The end of the advertising model is now hitting global digital media and their Australian outposts are likely to suffer. So far, there are a handful of straws in the wind but, at internet speed, we know how quickly the wind can become a hurricane.

The firmest figure we have is the $50 million paid for once boiling hot tech culture publisher Mashable by former magazine owner Ziff Davis. Sure, $50 million is a lot of money for what is effectively an on-line masthead. But it’s a lot less than the $250 million valuation the title relied on in a funding round just last year.

Mashable has been one of the foreign operators that have tried to crack the Australian market since Guardian Australia opened in 2013, followed by, among others, Buzzfeed in 2014 and The New York Times earlier this year.

Funding round valuations are notoriously tricky beasts in the start-up world. Officially, any company valuation is based on expectations of future earnings, although in internet-land “expectations” can be a bit rubbery.

Practically, a start-up wants to be valued high enough that the investors don’t end up owning too much of the company for the money they put in but low enough that you don’t get burnt by “missing expectations”. (There’s an episode of the HBO comedy Silicon Valley that explains this better than I can.)

In this case, it looks like Mashable missed the sweet spot. The $250 million valuation brought in $15 million from Time Warner in 2016. And the $50 million Ziff Davis paid bought it a “fire sale” headline from Variety.

Still, $50 million is nothing to be sneezed at. Remember back in September, Tronc bought the New York tabloid The Daily News (with a similar circulation to Sydney’s Daily Telegraph).

[How much is a newspaper worth?]

On its own, yet another start up mucking up their valuation would be neither here nor there.

At the same time came news of substantial job cuts at Verizon’s content arm Oath, which owns, among other brands, the Huffington Post. Again, on its own, you could put this down to the continued savings that flow from Verizon’s merger of its AOL assets with Yahoo in the middle of the year. But it came with reports that here in Australia the Huffington Post-Fairfax Media joint venture is “under review” and followed the collapse of the HuffPo agreement with the Times of India last month.

Earlier this month, a handful of city-specific sites in New York and Chicago were closed or substantially cut back, although the financial news was lost in the debate over whether the closures were, in part at least, in response to a unionisation drive among the journalists.

And in the expectations game, The Wall Street Journal has reported that industry success stories Buzzfeed and Vice are falling short of their revenue targets. This will have a likely impact on their 2018 IPOs although from a consumer, point of view, so what?

The “so what” is that both these companies are innovators in advertising. Their advertising approach is kind of cross between engineered virality and content marketing. If this produces less revenue than they (and the industry) hoped, then it will be the unfunded content (or “journalism” as we call it) that will be the loser.

[Will enough people ever pay for journalism?]
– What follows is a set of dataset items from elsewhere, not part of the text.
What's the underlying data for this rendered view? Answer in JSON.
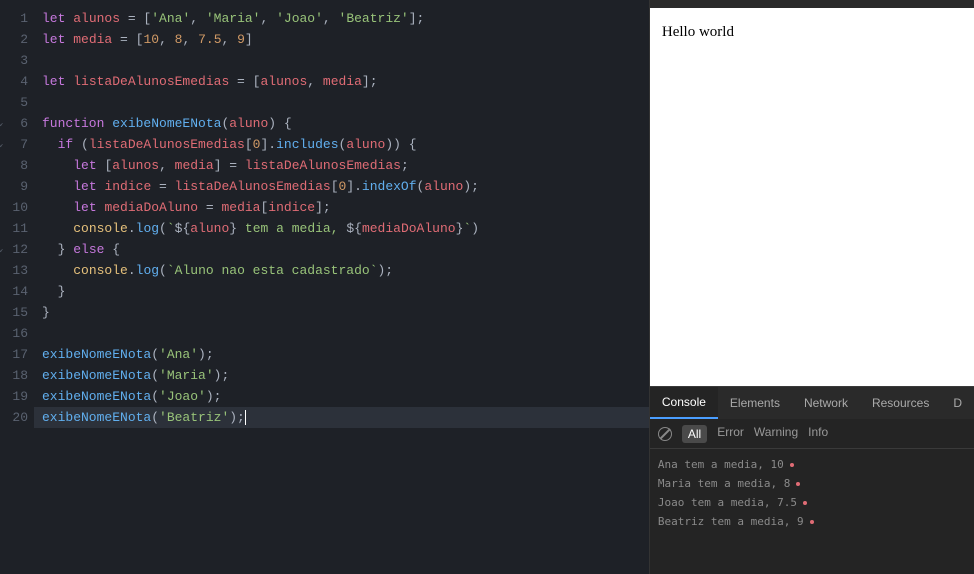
{
  "editor": {
    "lineCount": 20,
    "activeLine": 20,
    "foldLines": [
      6,
      7,
      12
    ],
    "lines": [
      {
        "n": 1,
        "tokens": [
          {
            "t": "let ",
            "c": "kw"
          },
          {
            "t": "alunos",
            "c": "var"
          },
          {
            "t": " = [",
            "c": "punct"
          },
          {
            "t": "'Ana'",
            "c": "str"
          },
          {
            "t": ", ",
            "c": "punct"
          },
          {
            "t": "'Maria'",
            "c": "str"
          },
          {
            "t": ", ",
            "c": "punct"
          },
          {
            "t": "'Joao'",
            "c": "str"
          },
          {
            "t": ", ",
            "c": "punct"
          },
          {
            "t": "'Beatriz'",
            "c": "str"
          },
          {
            "t": "];",
            "c": "punct"
          }
        ]
      },
      {
        "n": 2,
        "tokens": [
          {
            "t": "let ",
            "c": "kw"
          },
          {
            "t": "media",
            "c": "var"
          },
          {
            "t": " = [",
            "c": "punct"
          },
          {
            "t": "10",
            "c": "num"
          },
          {
            "t": ", ",
            "c": "punct"
          },
          {
            "t": "8",
            "c": "num"
          },
          {
            "t": ", ",
            "c": "punct"
          },
          {
            "t": "7.5",
            "c": "num"
          },
          {
            "t": ", ",
            "c": "punct"
          },
          {
            "t": "9",
            "c": "num"
          },
          {
            "t": "]",
            "c": "punct"
          }
        ]
      },
      {
        "n": 3,
        "tokens": []
      },
      {
        "n": 4,
        "tokens": [
          {
            "t": "let ",
            "c": "kw"
          },
          {
            "t": "listaDeAlunosEmedias",
            "c": "var"
          },
          {
            "t": " = [",
            "c": "punct"
          },
          {
            "t": "alunos",
            "c": "var"
          },
          {
            "t": ", ",
            "c": "punct"
          },
          {
            "t": "media",
            "c": "var"
          },
          {
            "t": "];",
            "c": "punct"
          }
        ]
      },
      {
        "n": 5,
        "tokens": []
      },
      {
        "n": 6,
        "tokens": [
          {
            "t": "function ",
            "c": "kw"
          },
          {
            "t": "exibeNomeENota",
            "c": "fn"
          },
          {
            "t": "(",
            "c": "punct"
          },
          {
            "t": "aluno",
            "c": "param"
          },
          {
            "t": ") {",
            "c": "punct"
          }
        ]
      },
      {
        "n": 7,
        "indent": 1,
        "tokens": [
          {
            "t": "if ",
            "c": "kw"
          },
          {
            "t": "(",
            "c": "punct"
          },
          {
            "t": "listaDeAlunosEmedias",
            "c": "var"
          },
          {
            "t": "[",
            "c": "punct"
          },
          {
            "t": "0",
            "c": "num"
          },
          {
            "t": "].",
            "c": "punct"
          },
          {
            "t": "includes",
            "c": "fn"
          },
          {
            "t": "(",
            "c": "punct"
          },
          {
            "t": "aluno",
            "c": "var"
          },
          {
            "t": ")) {",
            "c": "punct"
          }
        ]
      },
      {
        "n": 8,
        "indent": 2,
        "tokens": [
          {
            "t": "let ",
            "c": "kw"
          },
          {
            "t": "[",
            "c": "punct"
          },
          {
            "t": "alunos",
            "c": "var"
          },
          {
            "t": ", ",
            "c": "punct"
          },
          {
            "t": "media",
            "c": "var"
          },
          {
            "t": "] = ",
            "c": "punct"
          },
          {
            "t": "listaDeAlunosEmedias",
            "c": "var"
          },
          {
            "t": ";",
            "c": "punct"
          }
        ]
      },
      {
        "n": 9,
        "indent": 2,
        "tokens": [
          {
            "t": "let ",
            "c": "kw"
          },
          {
            "t": "indice",
            "c": "var"
          },
          {
            "t": " = ",
            "c": "punct"
          },
          {
            "t": "listaDeAlunosEmedias",
            "c": "var"
          },
          {
            "t": "[",
            "c": "punct"
          },
          {
            "t": "0",
            "c": "num"
          },
          {
            "t": "].",
            "c": "punct"
          },
          {
            "t": "indexOf",
            "c": "fn"
          },
          {
            "t": "(",
            "c": "punct"
          },
          {
            "t": "aluno",
            "c": "var"
          },
          {
            "t": ");",
            "c": "punct"
          }
        ]
      },
      {
        "n": 10,
        "indent": 2,
        "tokens": [
          {
            "t": "let ",
            "c": "kw"
          },
          {
            "t": "mediaDoAluno",
            "c": "var"
          },
          {
            "t": " = ",
            "c": "punct"
          },
          {
            "t": "media",
            "c": "var"
          },
          {
            "t": "[",
            "c": "punct"
          },
          {
            "t": "indice",
            "c": "var"
          },
          {
            "t": "];",
            "c": "punct"
          }
        ]
      },
      {
        "n": 11,
        "indent": 2,
        "tokens": [
          {
            "t": "console",
            "c": "prop"
          },
          {
            "t": ".",
            "c": "punct"
          },
          {
            "t": "log",
            "c": "fn"
          },
          {
            "t": "(",
            "c": "punct"
          },
          {
            "t": "`",
            "c": "tmpl"
          },
          {
            "t": "${",
            "c": "punct"
          },
          {
            "t": "aluno",
            "c": "tmplvar"
          },
          {
            "t": "}",
            "c": "punct"
          },
          {
            "t": " tem a media, ",
            "c": "tmpl"
          },
          {
            "t": "${",
            "c": "punct"
          },
          {
            "t": "mediaDoAluno",
            "c": "tmplvar"
          },
          {
            "t": "}",
            "c": "punct"
          },
          {
            "t": "`",
            "c": "tmpl"
          },
          {
            "t": ")",
            "c": "punct"
          }
        ]
      },
      {
        "n": 12,
        "indent": 1,
        "tokens": [
          {
            "t": "} ",
            "c": "punct"
          },
          {
            "t": "else ",
            "c": "kw"
          },
          {
            "t": "{",
            "c": "punct"
          }
        ]
      },
      {
        "n": 13,
        "indent": 2,
        "tokens": [
          {
            "t": "console",
            "c": "prop"
          },
          {
            "t": ".",
            "c": "punct"
          },
          {
            "t": "log",
            "c": "fn"
          },
          {
            "t": "(",
            "c": "punct"
          },
          {
            "t": "`Aluno nao esta cadastrado`",
            "c": "tmpl"
          },
          {
            "t": ");",
            "c": "punct"
          }
        ]
      },
      {
        "n": 14,
        "indent": 1,
        "tokens": [
          {
            "t": "}",
            "c": "punct"
          }
        ]
      },
      {
        "n": 15,
        "tokens": [
          {
            "t": "}",
            "c": "punct"
          }
        ]
      },
      {
        "n": 16,
        "tokens": []
      },
      {
        "n": 17,
        "tokens": [
          {
            "t": "exibeNomeENota",
            "c": "fn"
          },
          {
            "t": "(",
            "c": "punct"
          },
          {
            "t": "'Ana'",
            "c": "str"
          },
          {
            "t": ");",
            "c": "punct"
          }
        ]
      },
      {
        "n": 18,
        "tokens": [
          {
            "t": "exibeNomeENota",
            "c": "fn"
          },
          {
            "t": "(",
            "c": "punct"
          },
          {
            "t": "'Maria'",
            "c": "str"
          },
          {
            "t": ");",
            "c": "punct"
          }
        ]
      },
      {
        "n": 19,
        "tokens": [
          {
            "t": "exibeNomeENota",
            "c": "fn"
          },
          {
            "t": "(",
            "c": "punct"
          },
          {
            "t": "'Joao'",
            "c": "str"
          },
          {
            "t": ");",
            "c": "punct"
          }
        ]
      },
      {
        "n": 20,
        "tokens": [
          {
            "t": "exibeNomeENota",
            "c": "fn"
          },
          {
            "t": "(",
            "c": "punct"
          },
          {
            "t": "'Beatriz'",
            "c": "str"
          },
          {
            "t": ");",
            "c": "punct"
          }
        ],
        "cursor": true
      }
    ]
  },
  "output": {
    "text": "Hello world"
  },
  "devtools": {
    "tabs": [
      "Console",
      "Elements",
      "Network",
      "Resources",
      "D"
    ],
    "activeTab": 0,
    "filters": [
      "All",
      "Error",
      "Warning",
      "Info"
    ],
    "activeFilter": 0,
    "logs": [
      "Ana tem a media, 10",
      "Maria tem a media, 8",
      "Joao tem a media, 7.5",
      "Beatriz tem a media, 9"
    ]
  }
}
Both Buzzfeed Australia and ViceLand have contributed significantly to the Australian media eco-system. Buzzfeed has dominated the online 20s demographic, despite the (all too common) starting stumble when they assumed Crocodile Dundee was a prototype, not a satire.

Put together, start-up digital media is facing the same problems as traditional media: digital advertising is maturing (and plateauing as a result) and major advertisers are questioning its effectiveness.

For Australia, this shake-out suggests that the days of US and British companies throwing money at our market to test drive the potential of global growth may be coming to an end. As companies cut back content, they are likely to look at their global reach for savings.

Perhaps the Australian market is harder than it looks. Or maybe it’s a market that’s smaller (and less viable) than we like to think it is.